To make it possible to see the source code of the memory allocations, you need
to have the source code of the zedbox binary. You can provide the path to the
source code to the pprof tool using the -source_path and -trim_path flags.
The first flag is used to provide the path to the source code, and the second
flag is used to trim the path embedded in the binary as they correspond to the
path on the build machine (container) that originally had the source code under
the /pillar/ directory.
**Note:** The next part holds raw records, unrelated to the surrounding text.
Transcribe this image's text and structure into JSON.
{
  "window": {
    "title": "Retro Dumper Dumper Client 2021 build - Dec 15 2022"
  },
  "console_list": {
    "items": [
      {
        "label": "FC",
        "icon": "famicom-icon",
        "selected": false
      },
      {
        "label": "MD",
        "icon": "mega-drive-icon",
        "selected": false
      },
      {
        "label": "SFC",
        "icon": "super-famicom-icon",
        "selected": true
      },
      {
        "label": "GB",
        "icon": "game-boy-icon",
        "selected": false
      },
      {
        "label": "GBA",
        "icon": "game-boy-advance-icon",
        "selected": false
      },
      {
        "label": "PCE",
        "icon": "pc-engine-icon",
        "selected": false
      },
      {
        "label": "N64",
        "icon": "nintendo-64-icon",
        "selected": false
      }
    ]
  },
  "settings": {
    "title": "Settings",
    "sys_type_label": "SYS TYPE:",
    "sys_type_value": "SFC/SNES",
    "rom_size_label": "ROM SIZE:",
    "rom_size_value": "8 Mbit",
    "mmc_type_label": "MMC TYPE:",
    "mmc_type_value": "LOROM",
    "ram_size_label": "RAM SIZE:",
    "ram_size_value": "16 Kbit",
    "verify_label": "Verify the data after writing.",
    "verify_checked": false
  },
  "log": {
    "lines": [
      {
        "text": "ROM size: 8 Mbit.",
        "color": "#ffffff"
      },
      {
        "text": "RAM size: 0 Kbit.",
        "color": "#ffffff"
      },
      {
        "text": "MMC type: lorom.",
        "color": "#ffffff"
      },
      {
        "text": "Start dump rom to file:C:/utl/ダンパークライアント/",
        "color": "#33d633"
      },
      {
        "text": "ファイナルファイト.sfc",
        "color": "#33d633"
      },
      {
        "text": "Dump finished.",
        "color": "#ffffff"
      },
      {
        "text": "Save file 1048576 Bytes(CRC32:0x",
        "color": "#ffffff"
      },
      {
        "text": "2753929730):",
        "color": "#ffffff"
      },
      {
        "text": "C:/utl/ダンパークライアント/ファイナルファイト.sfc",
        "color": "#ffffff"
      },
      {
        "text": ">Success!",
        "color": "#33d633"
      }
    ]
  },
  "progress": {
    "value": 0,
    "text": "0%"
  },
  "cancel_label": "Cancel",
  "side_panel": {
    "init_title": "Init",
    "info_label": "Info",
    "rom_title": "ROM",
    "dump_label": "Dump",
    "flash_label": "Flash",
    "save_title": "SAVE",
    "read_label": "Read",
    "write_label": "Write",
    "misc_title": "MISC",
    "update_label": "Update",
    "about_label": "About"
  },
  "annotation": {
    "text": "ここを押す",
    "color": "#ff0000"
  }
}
Also, don't forget to use the source code of the
version of the zedbox binary that was used to collect the heap dump.
$ go tool pprof -source_path ../ -trim_path / /path/to/zedbox /path/to/output/<event_timestamp>/heap_pillar.out
The pprof tool can also generate an interactive graph of the memory
allocations. To do this, you can run the following command:
$ go tool pprof -source_path ../ -trim_path / -http=:8080 -call_tree -nodefraction=0 -lines /path/to/zedbox /path/to/output/<event_timestamp>/heap_pillar.out
Configuration of the memory monitor
The memory monitor is configured using the memory-monitor.conf file.
The default configuration file is located in the /etc/ directory of the
container image. But it can be overridden by the user by placing the
configuration file in the /persist/memory-monitor/ directory.
To copy the default configuration file to the /persist/memory-monitor/ for
editing, run the following command:
eve exec memory-monitor cp /etc/memory-monitor.conf /persist/memory-monitor/
To use the custom configuration values, the user should restart the memory
monitor tool by sending the SIGHUP signal to the memory monitor process. It
can be done by running the following command:
pkill -SIGHUP /sbin/memory-monitor
It can be also done by the eve cli command:
eve memory-monitor-update-config
The configuration file should contain the following fields:
CGROUP_PILLAR_THRESHOLD_MB=<threshold in MB>
CGROUP_EVE_THRESHOLD_PERCENT=<threshold in percent>
PROC_ZEDBOX_THRESHOLD_MB=<threshold in MB>
PSI_THRESHOLD_PERCENT=<threshold in percent>
The fields are:
CGROUP_PILLAR_THRESHOLD_MB: The threshold in megabytes for the memory usage of the Pillar cgroup. If the memory usage of the Pillar cgroup exceeds this threshold (we exclude cache), the handler script is triggered.CGROUP_EVE_THRESHOLD_PERCENT: The threshold for the memory usage of the EVE cgroup. The threshold then is calculated as a percentage of the memory limit of the eve cgroup, that is read from/sys/fs/cgroup/memory/eve/memory.limit_in_bytesin runtime.PROC_ZEDBOX_THRESHOLD_MB: The threshold in megabytes for the Resident Set Size (RSS) of the zedbox process. It will be compared every 5 second to the RSS of the zedbox process, read from the/proc/<zedbox_pid>/statmfile.PSI_THRESHOLD_PERCENT: The threshold for thefull avg10value of the PSI metrics. See the PSI section for more information.
If some of the fields are missing in the configuration file, the default values will be used. The default values are:
CGROUP_PILLAR_THRESHOLD_MB=400
CGROUP_EVE_THRESHOLD_PERCENT=98
PROC_ZEDBOX_THRESHOLD_MB=200
PSI_THRESHOLD_PERCENT=90
Makefile targets
You can find help on the Makefile targets by running:
$ make help
Worth mentioning that the Makefile has a list of targets that can be used to
build, deploy, get and analyze the memory monitor output in a local setup with
an instance of the EVE system running in a VM, accessible via SSH by local_eve
alias. All these targets are prefixed with local_.
Pressure tool
There is a tool pressure that can be used to allocate memory in the EVE system
to trigger the memory monitor events. The tool can be built using the Makefile:
$ make pressure
It will create a pressure binary in the bin directory. The binary can be
copied to the EVE system and run from any directory.
The tool takes amount of memory to allocate in MB as an argument.
For example, to allocate 100Mb of memory in the EVE system, run the following command:
pressure 100
It will allocate 100Mb of memory and release it after user presses Enter.
It's worth mentioning that if you run the tool from an ssh session, it will allocate memory in the ssh session cgroup, that is exactly a part of the eve cgroup. So, it will trigger the eve cgroup memory event.